1.             1.1. Le recours est recevable pour avoir été déposé selon la forme et dans le délai prescrits (art. 385 al. 1 et 396 al. 1 CPP) – les formalités de notification (art. 85 al. 2 CPP) n'ayant pas été observées –, concerner une ordonnance sujette à recours auprès de la Chambre de céans (art. 393 al. 1 let. a CPP) et émaner de la plaignante qui, partie à la procédure (art. 104 al. 1 let. b CPP), a qualité pour agir, ayant un intérêt juridiquement protégé à la modification ou à l'annulation de la décision querellée (art. 382 al. 1 CPP).

1.2. Les pièces nouvelles produites devant la juridiction de céans à l'appui du recours sont également recevables, la jurisprudence admettant la production de faits et de moyens de preuve nouveaux en deuxième instance (arrêt du Tribunal fédéral 1B_550/2022 du 17 novembre 2022 consid. 2.2).

2.             La recourante reproche au Ministère public d'avoir constaté les faits de manière incomplète ou erronée.

2.1. Aux termes de l'art. 393 al. 2 let. b CPP, le recours peut être formé pour constatation incomplète ou erronée des faits.
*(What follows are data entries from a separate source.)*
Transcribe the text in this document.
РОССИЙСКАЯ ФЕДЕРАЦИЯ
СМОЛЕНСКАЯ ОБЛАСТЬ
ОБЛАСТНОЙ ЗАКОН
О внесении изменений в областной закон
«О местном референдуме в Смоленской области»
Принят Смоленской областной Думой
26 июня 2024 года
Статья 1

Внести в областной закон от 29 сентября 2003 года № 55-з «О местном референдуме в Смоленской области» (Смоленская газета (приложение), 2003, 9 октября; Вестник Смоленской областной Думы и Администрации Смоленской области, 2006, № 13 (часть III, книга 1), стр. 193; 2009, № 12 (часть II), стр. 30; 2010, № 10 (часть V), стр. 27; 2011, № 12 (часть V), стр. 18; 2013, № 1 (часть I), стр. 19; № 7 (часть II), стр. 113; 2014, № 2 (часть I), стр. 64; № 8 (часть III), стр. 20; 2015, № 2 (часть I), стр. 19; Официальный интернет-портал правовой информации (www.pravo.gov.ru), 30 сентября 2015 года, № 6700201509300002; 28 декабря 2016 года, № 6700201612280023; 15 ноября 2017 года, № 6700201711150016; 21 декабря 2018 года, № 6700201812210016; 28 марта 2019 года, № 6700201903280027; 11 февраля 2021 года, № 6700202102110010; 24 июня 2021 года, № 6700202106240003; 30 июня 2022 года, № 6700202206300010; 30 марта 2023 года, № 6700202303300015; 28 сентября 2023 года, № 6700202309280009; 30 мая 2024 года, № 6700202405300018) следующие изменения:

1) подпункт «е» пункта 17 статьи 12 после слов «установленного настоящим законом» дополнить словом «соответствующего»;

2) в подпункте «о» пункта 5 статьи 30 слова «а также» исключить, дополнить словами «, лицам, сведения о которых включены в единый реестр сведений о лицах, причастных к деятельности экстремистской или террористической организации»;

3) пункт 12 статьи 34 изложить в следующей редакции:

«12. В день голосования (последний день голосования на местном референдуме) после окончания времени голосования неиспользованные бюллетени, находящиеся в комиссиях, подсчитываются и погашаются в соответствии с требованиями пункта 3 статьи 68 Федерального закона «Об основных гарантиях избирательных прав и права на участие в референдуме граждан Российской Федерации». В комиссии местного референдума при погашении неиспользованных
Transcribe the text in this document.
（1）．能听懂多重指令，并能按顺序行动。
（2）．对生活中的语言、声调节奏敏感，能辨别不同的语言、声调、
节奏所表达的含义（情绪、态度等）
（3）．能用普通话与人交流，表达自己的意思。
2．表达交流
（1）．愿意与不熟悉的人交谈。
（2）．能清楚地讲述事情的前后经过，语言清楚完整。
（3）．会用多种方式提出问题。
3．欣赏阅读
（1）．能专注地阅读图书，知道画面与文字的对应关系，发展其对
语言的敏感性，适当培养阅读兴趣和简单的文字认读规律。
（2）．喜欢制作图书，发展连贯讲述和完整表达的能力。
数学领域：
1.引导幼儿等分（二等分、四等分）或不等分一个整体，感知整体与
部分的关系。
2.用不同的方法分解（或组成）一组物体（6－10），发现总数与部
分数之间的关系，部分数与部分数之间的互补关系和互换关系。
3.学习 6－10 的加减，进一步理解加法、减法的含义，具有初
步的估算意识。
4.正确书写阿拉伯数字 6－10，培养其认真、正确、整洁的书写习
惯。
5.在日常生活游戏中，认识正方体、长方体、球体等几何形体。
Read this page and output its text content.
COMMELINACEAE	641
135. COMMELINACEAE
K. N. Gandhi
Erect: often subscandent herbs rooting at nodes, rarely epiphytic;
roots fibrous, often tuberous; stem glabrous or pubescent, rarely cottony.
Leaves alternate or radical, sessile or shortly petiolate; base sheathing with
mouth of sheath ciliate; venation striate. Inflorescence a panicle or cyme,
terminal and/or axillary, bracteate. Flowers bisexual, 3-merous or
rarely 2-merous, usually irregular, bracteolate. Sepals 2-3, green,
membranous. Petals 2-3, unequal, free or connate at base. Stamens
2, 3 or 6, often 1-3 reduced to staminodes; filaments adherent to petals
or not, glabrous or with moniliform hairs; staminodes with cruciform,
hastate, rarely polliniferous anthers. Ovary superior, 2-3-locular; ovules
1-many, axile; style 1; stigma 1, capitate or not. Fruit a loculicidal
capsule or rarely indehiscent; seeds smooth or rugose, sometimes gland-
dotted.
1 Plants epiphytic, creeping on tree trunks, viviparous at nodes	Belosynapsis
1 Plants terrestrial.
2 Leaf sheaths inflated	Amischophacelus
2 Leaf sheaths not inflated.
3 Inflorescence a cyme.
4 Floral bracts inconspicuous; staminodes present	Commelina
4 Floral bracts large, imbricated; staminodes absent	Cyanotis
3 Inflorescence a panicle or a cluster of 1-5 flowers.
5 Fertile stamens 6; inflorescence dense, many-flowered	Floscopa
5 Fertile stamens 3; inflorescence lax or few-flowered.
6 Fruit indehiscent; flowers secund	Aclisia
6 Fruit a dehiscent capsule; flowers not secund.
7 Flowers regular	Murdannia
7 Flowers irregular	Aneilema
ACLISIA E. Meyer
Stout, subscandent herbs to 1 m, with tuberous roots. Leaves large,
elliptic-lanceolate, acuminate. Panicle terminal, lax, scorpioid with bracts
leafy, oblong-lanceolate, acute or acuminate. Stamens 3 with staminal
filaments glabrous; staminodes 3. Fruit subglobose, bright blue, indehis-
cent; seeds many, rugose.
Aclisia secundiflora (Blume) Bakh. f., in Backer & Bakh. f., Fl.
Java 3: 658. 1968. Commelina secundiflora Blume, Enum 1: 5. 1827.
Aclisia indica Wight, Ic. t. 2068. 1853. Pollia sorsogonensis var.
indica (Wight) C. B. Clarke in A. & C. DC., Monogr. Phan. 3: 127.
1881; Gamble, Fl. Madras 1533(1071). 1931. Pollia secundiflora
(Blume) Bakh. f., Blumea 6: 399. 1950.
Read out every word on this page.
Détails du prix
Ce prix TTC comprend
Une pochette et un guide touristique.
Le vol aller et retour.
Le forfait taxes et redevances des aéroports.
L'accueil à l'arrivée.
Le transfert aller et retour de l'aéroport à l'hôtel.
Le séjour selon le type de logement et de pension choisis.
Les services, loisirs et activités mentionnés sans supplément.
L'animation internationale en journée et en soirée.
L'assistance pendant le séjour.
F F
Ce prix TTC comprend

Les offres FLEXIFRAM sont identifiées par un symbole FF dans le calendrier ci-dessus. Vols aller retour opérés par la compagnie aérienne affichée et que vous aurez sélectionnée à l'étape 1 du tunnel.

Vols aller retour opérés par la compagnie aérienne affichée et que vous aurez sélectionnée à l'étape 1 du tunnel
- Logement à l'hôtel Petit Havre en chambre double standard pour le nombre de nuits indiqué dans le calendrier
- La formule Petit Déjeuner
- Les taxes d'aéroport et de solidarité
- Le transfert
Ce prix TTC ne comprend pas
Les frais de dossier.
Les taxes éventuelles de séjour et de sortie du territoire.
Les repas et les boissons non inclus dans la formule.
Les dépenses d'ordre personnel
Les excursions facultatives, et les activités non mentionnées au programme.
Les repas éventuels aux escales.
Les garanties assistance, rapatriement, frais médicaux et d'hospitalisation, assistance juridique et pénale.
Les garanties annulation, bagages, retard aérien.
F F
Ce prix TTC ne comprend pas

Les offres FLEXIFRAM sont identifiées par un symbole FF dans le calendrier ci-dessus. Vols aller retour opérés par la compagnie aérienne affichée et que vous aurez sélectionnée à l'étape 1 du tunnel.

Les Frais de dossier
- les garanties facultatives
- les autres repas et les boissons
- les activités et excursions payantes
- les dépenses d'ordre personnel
Une constatation est erronée (ou inexacte) lorsqu'elle est contredite par une pièce probante du dossier ou lorsque le juge chargé du recours ne peut déterminer comment le droit a été appliqué (Y. JEANNERET / A. KUHN / C. PERRIER DEPEURSINGE (éds), Commentaire romand : Code de procédure pénale suisse, 2ème éd., Bâle 2019, n. 17 ad art. 393 ; ACPR/609/2015 du 11 novembre 2015 consid. 3.1.1).

2.2. En l'espèce, la recourante reproche à l'autorité précédente d'avoir retenu qu'il manquait des éléments de preuves objectifs pour ouvrir une action pénale.

La conclusion du Ministère public résulte toutefois d'une appréciation, par l'autorité précédente, des éléments du dossier, et nullement d'une constatation erronée au sens de la définition sus-rappelée.

Quoi qu'il en soit, la Chambre de céans jouit d'un plein pouvoir de cognition en droit et en fait (art. 393 al. 2 CPP) (ATF 137 I 195 consid. 2.3.2 p. 197; arrêt du Tribunal fédéral 1B_524/2012 du 15 novembre 2012 consid. 2.1.), de sorte que les éventuelles constatations inexactes auront été corrigées dans l'état de fait établi ci-avant.

3.             3.1. Conformément à l'art. 310 al. 1 let. a CPP, le ministère public rend immédiatement une ordonnance de non-entrée en matière s'il ressort de la dénonciation ou du rapport de police que les éléments constitutifs de l'infraction ou les conditions à l'ouverture de l'action pénale ne sont manifestement pas réunis.

Au moment de statuer sur l'ouverture éventuelle de l'instruction, le ministère public doit examiner si les conditions d'exercice de l'action publique sont réunies, c'est-à-dire si les faits qui sont portés à sa connaissance sont constitutifs d'une infraction pénale et si la poursuite est recevable. Il suffit que l'un des éléments constitutifs de l'infraction ne soit manifestement pas réalisé pour que la non-entrée en matière se justifie (Y. JEANNERET / A. KUHN / C. PERRIER DEPEURSINGE (éds), Commentaire romand : Code de procédure pénale suisse, 2ème éd., Bâle 2019, n. 8 ad art. 310). Face à des versions contradictoires des parties, il peut être exceptionnellement renoncé à une mise en accusation lorsqu'il n'est pas possible d'apprécier l'une ou l'autre version comme étant plus ou moins plausible et qu'aucun résultat n'est à escompter d'autres moyens de preuve (arrêt du Tribunal fédéral 6B_174/2019 du 21 février 2019 consid. 2.2).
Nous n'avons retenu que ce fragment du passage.